The e-commerce “unicorn”—as start-ups valued at $1 billion or more are known—will look for new investors to lead the next round and look to raise up to $1 billion in fresh funds.
According to e-commerce executives and experts tracking e-commerce, if Flipkart continues on its current trajectory under Krishnamurthy’s stewardship, the company has a good chance of reclaiming ground that it has conceded to Amazon.
“What you have to also take into account is the fact that Flipkart would anyway have a larger base as compared to Amazon in India—Amazon has been around for only three years, but they are catching up fast. Now it remains to be seen how long Flipkart can maintain this lead—and whoever has the strongest back end, technology, the ability to process a large number of orders, returns and can deliver consistently on that scale, will end up winning the battle in the long run,” said Kiran Khalap, co-founder and managing director at Chlorophyll Brand and Communications Consultancy Pvt. Ltd.

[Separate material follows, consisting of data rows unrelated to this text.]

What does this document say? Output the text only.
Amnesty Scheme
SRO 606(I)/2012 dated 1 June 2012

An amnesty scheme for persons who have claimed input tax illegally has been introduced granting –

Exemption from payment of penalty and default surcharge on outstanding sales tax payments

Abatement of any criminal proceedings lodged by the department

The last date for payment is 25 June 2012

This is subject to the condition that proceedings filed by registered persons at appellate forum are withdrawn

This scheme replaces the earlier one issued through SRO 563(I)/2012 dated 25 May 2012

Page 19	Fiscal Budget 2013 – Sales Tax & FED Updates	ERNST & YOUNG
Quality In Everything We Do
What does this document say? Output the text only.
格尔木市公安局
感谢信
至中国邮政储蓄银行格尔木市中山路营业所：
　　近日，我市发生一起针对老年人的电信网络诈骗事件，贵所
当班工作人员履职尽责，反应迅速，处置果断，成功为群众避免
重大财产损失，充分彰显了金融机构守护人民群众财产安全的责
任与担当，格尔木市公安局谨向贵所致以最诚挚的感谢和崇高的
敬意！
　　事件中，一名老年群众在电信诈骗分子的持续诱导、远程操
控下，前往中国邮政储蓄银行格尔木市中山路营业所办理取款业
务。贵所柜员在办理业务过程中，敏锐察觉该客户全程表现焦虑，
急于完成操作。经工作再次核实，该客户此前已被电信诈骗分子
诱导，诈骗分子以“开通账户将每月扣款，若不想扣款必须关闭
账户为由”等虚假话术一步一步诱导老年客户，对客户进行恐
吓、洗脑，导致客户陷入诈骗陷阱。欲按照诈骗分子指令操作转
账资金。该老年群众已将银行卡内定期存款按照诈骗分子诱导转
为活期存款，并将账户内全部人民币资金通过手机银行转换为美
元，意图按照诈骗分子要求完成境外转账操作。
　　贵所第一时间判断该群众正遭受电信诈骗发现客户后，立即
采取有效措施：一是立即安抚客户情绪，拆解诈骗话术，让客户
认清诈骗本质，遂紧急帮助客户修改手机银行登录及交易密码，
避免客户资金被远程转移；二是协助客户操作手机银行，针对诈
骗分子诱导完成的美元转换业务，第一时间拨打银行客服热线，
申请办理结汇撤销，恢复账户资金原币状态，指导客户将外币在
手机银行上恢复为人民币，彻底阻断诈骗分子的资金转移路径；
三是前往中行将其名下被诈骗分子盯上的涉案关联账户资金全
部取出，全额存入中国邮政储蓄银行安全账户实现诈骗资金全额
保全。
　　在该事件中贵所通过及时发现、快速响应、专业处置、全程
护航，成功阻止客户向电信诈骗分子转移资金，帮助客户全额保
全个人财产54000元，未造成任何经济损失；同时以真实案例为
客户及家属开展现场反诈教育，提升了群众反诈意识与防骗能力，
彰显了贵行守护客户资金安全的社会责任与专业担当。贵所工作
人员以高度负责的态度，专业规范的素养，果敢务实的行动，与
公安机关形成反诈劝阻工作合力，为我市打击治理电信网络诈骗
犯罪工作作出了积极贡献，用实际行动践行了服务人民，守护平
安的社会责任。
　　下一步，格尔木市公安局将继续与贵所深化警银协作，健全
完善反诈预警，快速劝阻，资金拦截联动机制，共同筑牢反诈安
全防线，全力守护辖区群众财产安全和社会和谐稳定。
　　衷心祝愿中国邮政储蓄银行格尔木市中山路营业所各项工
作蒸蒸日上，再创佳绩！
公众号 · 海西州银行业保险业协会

For Amazon, too, the stakes are high. The Jeff Bezos-led company lost out in a big way in China to local rival Alibaba and cannot afford to lose in India if it plans to make good on its global ambition of being the largest e-commerce player on the planet.
No slowing down
“In the end, the fact remains that Amazon has the deeper pockets of the two. They can afford to outspend Flipkart at every turn, even if it proves to be drag on their margins. Bezos will go to any lengths to conquer India after losing out to China ,” said a prominent Indian angel investor, who declined to be named.
And while its India investments have proved to be a drag on global margins, the company has no intentions of slowing down in India.
Amazon’s Agarwal indicated as much on Monday, 31 October. He said the e-commerce giant’s journey in India was still at a “very early stage” and it would take a long time and lots of investments over the coming years to conquer the all-important Internet economy, hinting at a long-drawn-out battle for supremacy with Flipkart.
“Not at all,” said Agarwal, when asked whether Amazon would slow down investments towards India. “In fact, we are so excited about the momentum that we see in India that we committed an additional $3 billion, taking our India investments up to $5 billion. India is very early in its e-commerce trajectory, Amazon is very early in its e-commerce trajectory in India—to transform how India buys is going to take a long time, this is a long journey, it will take a lot of investment and it will take a lot of investment for many years. And we are completely committed to investing (in India.) This is just the beginning.”
Agarwal’s words would dispel any faint hopes that rivals such as Flipkart may have harboured of a slowdown in Amazon’s India strategy and serve as a timely warning for the Indian e-commerce poster boy, which now cannot afford any slip-ups in the near term if it wants to maintain its position at the pinnacle of Indian online retail.
The fight for the peak of Indian e-commerce is far from over.